A timely book written by the woman who created the Afghan Youth Sports Exchange, an organization that nurtures young Afghani girls through sport, specifically soccer, this tells of the creation of the organization but it focuses more on the original eight girls on the team. It follows their lives outside of soccer but also spends some time describing their reaction to the US when they travel here to play in exhibition games. Sports can make an important difference in peoples' lives and happiness and this book strives to show just this.
Told in chapters switching between the girls' individual stories, the team as a whole and its training, and indeed author Ayub's own understanding and feelings about what it means to be Afghan-American, this had real potential. Unfortunately, to my mind, it was choppy and had awkward transitions and so I felt as if this missed out on what could have been a fascinating (and timely) story. The timeline itself was hard to follow. I never knew if the girls' stories were pre- or post-visit to the US, which made it difficult to determine if the prejudice against girls playing soccer was one that could be overcome or if it was too ingrained to allow the particular girl being revealed in the chapter to continue playing.

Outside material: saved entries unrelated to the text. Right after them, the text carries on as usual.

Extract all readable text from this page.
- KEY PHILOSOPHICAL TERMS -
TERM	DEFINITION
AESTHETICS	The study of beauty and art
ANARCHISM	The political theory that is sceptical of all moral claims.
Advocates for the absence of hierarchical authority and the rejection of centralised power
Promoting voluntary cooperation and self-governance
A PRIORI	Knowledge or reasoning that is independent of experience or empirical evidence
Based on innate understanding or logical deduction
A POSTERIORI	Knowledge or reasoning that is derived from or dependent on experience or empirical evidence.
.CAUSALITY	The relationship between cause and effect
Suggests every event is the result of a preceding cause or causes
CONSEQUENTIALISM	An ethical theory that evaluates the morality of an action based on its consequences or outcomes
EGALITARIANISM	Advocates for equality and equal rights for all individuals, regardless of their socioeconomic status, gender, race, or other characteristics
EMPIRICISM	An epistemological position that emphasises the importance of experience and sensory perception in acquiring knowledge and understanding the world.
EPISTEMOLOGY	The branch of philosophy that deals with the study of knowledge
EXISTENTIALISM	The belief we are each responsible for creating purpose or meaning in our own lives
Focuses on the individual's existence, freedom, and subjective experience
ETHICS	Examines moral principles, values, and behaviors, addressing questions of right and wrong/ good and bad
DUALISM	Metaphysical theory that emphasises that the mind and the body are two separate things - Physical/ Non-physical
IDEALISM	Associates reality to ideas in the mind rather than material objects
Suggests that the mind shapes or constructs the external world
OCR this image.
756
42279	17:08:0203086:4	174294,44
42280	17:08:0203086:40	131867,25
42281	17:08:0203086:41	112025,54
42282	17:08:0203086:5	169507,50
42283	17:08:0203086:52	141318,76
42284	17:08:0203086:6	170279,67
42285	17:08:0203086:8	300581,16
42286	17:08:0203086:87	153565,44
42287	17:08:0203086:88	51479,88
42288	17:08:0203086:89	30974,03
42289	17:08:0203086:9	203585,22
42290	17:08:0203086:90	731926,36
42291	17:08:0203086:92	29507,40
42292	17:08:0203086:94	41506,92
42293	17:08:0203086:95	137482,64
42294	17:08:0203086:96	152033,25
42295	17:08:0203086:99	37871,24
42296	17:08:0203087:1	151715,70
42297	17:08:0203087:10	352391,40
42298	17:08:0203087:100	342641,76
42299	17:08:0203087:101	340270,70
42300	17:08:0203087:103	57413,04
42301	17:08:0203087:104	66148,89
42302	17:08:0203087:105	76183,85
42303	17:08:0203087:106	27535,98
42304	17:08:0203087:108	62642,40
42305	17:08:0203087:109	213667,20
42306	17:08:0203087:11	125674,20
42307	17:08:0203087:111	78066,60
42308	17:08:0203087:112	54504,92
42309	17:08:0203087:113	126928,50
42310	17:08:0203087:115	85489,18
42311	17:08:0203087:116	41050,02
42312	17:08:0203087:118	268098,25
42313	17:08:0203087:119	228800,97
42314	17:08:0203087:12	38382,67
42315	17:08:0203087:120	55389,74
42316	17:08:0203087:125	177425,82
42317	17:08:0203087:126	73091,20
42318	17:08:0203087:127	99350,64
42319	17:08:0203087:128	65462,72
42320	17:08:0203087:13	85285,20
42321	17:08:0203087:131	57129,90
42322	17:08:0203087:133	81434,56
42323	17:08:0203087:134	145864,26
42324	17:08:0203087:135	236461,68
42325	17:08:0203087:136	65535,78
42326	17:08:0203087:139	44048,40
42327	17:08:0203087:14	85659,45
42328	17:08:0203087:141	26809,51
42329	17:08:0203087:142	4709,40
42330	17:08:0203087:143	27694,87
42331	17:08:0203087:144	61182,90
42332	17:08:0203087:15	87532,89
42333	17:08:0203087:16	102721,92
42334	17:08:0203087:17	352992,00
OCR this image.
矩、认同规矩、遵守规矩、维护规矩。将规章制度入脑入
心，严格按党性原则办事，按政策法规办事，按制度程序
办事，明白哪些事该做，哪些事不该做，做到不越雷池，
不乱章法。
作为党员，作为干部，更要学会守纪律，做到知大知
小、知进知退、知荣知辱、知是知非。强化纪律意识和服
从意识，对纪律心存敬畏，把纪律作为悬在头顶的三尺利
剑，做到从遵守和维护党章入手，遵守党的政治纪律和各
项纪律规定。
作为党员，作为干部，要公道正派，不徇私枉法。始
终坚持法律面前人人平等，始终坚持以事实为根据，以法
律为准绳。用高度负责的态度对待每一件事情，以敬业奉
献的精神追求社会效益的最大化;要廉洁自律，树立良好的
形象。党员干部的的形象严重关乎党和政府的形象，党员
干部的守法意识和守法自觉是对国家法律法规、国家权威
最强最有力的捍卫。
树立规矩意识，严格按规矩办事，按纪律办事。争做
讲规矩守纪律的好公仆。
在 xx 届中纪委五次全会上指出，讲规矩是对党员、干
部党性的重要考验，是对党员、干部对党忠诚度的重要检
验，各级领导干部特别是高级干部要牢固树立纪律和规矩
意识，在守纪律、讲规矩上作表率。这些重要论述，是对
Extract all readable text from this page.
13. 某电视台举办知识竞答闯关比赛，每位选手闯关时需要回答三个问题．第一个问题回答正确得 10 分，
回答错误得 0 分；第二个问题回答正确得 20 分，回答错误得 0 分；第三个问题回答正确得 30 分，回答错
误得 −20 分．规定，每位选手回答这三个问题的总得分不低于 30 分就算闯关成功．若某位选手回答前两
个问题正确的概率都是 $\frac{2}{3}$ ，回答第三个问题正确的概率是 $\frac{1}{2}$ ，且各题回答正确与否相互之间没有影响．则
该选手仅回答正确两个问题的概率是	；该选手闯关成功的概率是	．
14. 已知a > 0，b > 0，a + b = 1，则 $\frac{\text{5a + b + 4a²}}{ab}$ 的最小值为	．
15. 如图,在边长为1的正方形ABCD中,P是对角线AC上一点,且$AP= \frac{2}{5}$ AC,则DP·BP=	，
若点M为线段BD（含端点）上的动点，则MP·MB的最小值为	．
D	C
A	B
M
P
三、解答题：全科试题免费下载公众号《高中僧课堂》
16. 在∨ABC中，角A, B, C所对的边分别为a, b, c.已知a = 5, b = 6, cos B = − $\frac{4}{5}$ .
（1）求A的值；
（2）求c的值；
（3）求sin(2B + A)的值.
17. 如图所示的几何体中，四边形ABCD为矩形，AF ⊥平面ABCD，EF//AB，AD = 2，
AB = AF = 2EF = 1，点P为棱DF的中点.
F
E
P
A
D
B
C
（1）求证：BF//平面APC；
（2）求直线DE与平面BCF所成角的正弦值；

Each of the girls overcame a lot in order to don uniforms and take to the field. They were determined and inspiring and I felt badly for the girls who ultimately couldn't continue playing because of family or religious prohibitions. The personal stories were fascinating and I wish there had been more to them as they illuminate so very well the difficulties that Afghanistan faces politically, both in denying their girls and women full and unhindered citizenship but also the limitations, dangers, and misconceptions men there also face.
Ayub inserts her own feelings about creating this soccer program only briefly, mentions how the girls' chatter made her want to better learn one of the languages of her homeland, and reflects how their presence made her miss certain Afghani things and customs. But she never fully developed this line of thinking. Her search for self is alluded to but even though it would almost certainly have dovetailed nicely with the stories of the girls, Ayub drops that ball, not examining her feelings fully. This tentative delicacy in delving into the meat of her research into the girls, into Afghanistan itself, and into her own heart is pervasive throughout the book. In the end I thought that all parts of the story were short-changed, which is so unfortunate given the potential here. Each thing was touched on too briefly and without depth. I really wanted to find a gem here but I was left feeling frustrated by the way that this barely skimmed the surface of such a rich vein.
Thanks to the publisher for providing me with a review copy.